By the 1920s, the company grew to a larger factory in the Boston area and had grown to make player and grand pianos. However, the Great Depression gave the company a hard time, so they decided to merge with the larger Aeolian-American Company, another prominent piano maker of the day. Aeolian kept the Vose & Sons brand alive throughout the twentieth century until Aeolian went out of business in the 1980s.
Historically as a brand, they were well-respected and can be seen as decent collectable pianos. Now, you can find a solid deal, but keep an eye for pianos that are just projects.
Factors that Affect a Piano’s Value
As we have mentioned, factors will affect the piano’s value whether it’s over one-hundred years old or just forty, as Vose & Sons went out of business with Aeolian. These factors include playability, physical condition of the finish, and tune.
Let’s start with playability.

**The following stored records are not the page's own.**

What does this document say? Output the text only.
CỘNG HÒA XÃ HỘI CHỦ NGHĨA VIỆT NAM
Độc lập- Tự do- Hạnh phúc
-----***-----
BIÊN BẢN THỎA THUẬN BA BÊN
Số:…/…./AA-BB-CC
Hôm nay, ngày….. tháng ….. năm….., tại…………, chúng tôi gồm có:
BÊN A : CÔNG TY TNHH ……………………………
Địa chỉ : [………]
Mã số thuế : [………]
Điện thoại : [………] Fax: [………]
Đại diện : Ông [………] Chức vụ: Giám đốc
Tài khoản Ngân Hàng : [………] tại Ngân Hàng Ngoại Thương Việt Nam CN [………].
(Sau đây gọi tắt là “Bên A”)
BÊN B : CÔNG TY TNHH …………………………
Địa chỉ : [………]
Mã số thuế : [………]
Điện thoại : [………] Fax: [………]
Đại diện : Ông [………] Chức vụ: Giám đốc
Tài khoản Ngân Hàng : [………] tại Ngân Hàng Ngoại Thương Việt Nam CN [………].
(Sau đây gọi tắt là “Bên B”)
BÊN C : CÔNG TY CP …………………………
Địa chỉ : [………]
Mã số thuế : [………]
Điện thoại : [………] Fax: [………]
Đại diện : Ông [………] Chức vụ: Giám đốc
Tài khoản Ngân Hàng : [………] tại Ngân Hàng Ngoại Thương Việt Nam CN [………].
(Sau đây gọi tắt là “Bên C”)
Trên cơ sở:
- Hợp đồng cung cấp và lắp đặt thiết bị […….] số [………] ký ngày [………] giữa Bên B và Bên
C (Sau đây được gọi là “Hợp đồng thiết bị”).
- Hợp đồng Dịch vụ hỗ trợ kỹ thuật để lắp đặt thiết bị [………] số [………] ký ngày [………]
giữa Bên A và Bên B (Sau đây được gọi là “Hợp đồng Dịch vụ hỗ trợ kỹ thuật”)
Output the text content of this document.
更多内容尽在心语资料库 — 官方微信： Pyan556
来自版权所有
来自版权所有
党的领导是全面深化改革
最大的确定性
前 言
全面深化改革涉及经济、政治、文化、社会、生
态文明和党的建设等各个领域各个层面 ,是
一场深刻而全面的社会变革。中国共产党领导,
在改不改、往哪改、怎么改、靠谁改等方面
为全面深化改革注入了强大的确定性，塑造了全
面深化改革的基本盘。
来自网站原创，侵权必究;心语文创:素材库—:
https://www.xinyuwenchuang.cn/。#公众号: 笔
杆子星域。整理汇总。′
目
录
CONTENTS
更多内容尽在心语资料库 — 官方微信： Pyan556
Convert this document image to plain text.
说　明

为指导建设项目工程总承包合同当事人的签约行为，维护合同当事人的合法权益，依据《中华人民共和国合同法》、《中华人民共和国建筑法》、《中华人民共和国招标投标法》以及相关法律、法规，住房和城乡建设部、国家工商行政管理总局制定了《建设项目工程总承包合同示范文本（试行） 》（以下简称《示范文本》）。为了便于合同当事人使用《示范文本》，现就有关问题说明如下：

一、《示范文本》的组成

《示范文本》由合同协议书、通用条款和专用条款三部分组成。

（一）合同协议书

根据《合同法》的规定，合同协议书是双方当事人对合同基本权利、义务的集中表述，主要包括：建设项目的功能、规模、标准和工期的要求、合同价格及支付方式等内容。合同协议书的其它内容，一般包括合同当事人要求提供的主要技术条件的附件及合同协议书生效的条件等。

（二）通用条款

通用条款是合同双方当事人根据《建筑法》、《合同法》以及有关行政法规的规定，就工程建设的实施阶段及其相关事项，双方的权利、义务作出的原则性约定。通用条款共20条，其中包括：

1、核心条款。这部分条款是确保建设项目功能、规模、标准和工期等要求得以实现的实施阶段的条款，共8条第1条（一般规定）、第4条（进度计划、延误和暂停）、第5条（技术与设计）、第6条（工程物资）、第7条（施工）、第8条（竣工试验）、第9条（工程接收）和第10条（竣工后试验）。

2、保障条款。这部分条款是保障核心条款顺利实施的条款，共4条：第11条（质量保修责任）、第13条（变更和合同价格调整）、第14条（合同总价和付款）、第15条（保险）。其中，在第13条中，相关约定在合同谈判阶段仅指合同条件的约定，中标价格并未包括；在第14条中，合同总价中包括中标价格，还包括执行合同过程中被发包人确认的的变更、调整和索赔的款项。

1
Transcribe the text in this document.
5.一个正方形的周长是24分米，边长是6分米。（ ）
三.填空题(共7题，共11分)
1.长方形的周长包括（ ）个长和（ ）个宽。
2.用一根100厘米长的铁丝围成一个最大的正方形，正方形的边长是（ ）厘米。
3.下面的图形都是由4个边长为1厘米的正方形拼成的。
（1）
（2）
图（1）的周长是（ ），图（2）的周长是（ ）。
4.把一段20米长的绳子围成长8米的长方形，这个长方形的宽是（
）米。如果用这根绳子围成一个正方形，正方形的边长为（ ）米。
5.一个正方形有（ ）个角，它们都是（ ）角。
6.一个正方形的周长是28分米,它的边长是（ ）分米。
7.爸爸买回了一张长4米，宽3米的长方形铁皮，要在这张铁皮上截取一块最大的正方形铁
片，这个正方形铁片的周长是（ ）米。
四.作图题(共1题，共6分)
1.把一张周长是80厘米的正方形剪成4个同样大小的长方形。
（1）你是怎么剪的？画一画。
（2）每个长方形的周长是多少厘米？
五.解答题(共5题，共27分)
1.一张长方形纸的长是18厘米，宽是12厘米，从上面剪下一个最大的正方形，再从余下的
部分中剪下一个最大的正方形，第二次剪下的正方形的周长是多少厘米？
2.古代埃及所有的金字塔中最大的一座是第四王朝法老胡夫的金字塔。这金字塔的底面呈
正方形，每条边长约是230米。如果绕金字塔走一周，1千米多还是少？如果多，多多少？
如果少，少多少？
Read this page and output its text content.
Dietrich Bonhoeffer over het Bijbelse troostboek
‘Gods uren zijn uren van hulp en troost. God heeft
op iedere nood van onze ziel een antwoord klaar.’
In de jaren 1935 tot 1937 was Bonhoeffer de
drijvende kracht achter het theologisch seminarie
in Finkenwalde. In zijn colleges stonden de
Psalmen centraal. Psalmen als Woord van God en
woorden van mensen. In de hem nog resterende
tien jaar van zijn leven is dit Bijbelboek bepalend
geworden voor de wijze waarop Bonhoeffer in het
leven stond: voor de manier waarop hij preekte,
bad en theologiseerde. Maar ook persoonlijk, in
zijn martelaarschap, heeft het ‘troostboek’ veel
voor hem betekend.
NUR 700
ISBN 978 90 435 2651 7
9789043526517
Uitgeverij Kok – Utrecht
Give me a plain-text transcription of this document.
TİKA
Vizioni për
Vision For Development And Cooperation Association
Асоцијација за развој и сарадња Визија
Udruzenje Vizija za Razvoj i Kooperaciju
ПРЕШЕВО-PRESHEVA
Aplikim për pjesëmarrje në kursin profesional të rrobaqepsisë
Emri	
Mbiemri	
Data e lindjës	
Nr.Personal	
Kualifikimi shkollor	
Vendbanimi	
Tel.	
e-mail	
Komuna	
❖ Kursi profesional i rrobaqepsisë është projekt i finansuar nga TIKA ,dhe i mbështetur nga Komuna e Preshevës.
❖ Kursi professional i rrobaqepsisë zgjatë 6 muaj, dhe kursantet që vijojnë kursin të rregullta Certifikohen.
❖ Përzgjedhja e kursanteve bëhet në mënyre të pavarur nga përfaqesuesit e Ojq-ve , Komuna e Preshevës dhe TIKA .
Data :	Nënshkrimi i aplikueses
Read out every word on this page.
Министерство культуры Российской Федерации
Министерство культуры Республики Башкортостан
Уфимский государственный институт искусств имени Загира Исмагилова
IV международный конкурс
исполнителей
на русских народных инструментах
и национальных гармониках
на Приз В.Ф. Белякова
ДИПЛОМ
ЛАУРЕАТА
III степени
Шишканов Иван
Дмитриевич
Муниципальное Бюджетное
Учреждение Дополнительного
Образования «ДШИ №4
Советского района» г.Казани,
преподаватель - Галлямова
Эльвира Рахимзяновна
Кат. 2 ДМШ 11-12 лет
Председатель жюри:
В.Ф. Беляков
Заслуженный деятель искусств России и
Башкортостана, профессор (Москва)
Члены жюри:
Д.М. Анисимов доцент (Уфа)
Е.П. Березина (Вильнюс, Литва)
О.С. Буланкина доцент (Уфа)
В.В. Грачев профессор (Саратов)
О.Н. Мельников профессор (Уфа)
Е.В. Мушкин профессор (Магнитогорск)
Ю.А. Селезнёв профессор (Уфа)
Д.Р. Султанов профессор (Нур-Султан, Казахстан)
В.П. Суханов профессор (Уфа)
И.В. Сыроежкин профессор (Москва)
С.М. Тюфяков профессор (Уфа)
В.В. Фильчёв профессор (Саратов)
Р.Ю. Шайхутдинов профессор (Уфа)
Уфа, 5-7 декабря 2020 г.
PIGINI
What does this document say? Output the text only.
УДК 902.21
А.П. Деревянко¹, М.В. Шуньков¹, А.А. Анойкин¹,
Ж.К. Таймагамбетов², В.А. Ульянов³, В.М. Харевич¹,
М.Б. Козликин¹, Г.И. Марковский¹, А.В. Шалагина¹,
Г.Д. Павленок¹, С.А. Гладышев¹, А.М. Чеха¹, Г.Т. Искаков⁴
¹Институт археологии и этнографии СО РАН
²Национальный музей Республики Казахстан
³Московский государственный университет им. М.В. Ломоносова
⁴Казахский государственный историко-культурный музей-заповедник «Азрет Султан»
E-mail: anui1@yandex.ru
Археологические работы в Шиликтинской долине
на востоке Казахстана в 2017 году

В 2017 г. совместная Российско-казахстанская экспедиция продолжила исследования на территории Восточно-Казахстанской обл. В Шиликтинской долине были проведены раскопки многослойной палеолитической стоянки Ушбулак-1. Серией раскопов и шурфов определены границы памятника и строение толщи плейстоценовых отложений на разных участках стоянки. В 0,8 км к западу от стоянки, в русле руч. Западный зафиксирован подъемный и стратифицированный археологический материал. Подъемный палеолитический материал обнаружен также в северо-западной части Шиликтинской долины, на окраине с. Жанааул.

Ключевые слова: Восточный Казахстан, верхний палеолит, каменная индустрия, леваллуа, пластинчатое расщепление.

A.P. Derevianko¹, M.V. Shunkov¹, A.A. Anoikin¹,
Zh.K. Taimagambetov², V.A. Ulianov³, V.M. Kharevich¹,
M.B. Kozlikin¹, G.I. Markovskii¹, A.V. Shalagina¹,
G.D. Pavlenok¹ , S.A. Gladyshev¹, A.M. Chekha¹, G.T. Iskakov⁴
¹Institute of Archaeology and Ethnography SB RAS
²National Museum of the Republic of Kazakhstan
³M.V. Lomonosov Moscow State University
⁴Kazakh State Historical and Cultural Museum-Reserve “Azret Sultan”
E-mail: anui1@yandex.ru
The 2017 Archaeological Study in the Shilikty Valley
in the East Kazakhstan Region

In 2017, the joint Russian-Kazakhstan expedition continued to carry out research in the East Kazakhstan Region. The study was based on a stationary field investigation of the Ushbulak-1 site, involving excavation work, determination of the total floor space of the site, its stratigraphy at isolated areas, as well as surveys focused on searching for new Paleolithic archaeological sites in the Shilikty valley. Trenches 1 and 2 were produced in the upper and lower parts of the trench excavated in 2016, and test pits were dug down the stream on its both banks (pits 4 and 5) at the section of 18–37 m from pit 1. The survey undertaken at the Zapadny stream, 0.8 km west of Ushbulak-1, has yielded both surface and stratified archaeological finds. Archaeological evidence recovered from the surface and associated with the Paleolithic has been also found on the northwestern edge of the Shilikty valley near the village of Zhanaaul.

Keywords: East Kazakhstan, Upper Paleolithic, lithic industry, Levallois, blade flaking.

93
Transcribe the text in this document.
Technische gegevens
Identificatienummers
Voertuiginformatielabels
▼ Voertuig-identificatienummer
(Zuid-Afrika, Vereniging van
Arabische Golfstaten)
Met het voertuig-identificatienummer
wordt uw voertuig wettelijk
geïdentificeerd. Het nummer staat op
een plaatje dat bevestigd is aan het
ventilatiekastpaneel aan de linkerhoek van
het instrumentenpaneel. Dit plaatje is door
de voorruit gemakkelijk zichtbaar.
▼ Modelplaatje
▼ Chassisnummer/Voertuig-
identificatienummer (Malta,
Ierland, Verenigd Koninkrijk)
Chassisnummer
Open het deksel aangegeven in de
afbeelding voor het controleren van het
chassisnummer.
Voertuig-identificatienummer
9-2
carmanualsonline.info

If the piano is unplayable, and by that, I mean that if the keys stick because of fatigue, no sound comes with certain keys, or is physically beaten, that can affect the value. If it’s below $1,000, I would consider the piano as a project or a lost cause. If you don’t want a project, then I would stay away from those project pianos.
Second, the finish is another value factor. While it isn’t related to how the piano sounds or plays, a worn out finish is a negotiable part to lower the asking price of a piano. Luckily, most reputable sellers have the piano’s finish already taken care of. However, if you’re looking at a Vose & Sons piano that is a private listing, keep the finish in mind.
Lastly, the tune is key. Does the piano play in tune is a question you must have when looking at not just a Vose & Sons, but any used piano out in the market today. If the piano isn’t in tune, that is not only a cost in your budget, but it can be another negotiable factor in the asking price. You’re gonna have to get a tuner to check out the piano regardless if it is in tune.
Determine What Vose & Sons Pianos Are Worth
To know the true or most accurate Vose & Sons piano value, it takes more than understanding that a spinet piano is the cheapest option and the grand piano is going to be the highest price for a piano. It’s talking with experts and having a little bit of common sense.
Remember, that in any steal that is suspiciously low, that deal of the century might not be there. An honest seller will tell you that the piano is unplayable and needs to be repaired by a tuner.
I would recommend talking to your local tuner and appraiser. Firstly, a tuner will know about different brands and models that Vose & Sons made in their heyday. They can highlight what is a solid deal and what isn’t. They can also tell you what are some of the flaws with a Vose & Sons, other than these pianos being visibly stunning for their age.
Similar to the tuner, the appraiser will know the market and tell you where a Vose & Sons grand piano will fall in the market. The key for the price is that a Vose & Sons will be cheaper than a Steinway of that vintage. Why is that? It’s because a more recognizable brand will command a higher price because there is a demand for that piano. It is not to say that a Vose & Sons isn’t a great piano, but rather, a great piano for the price.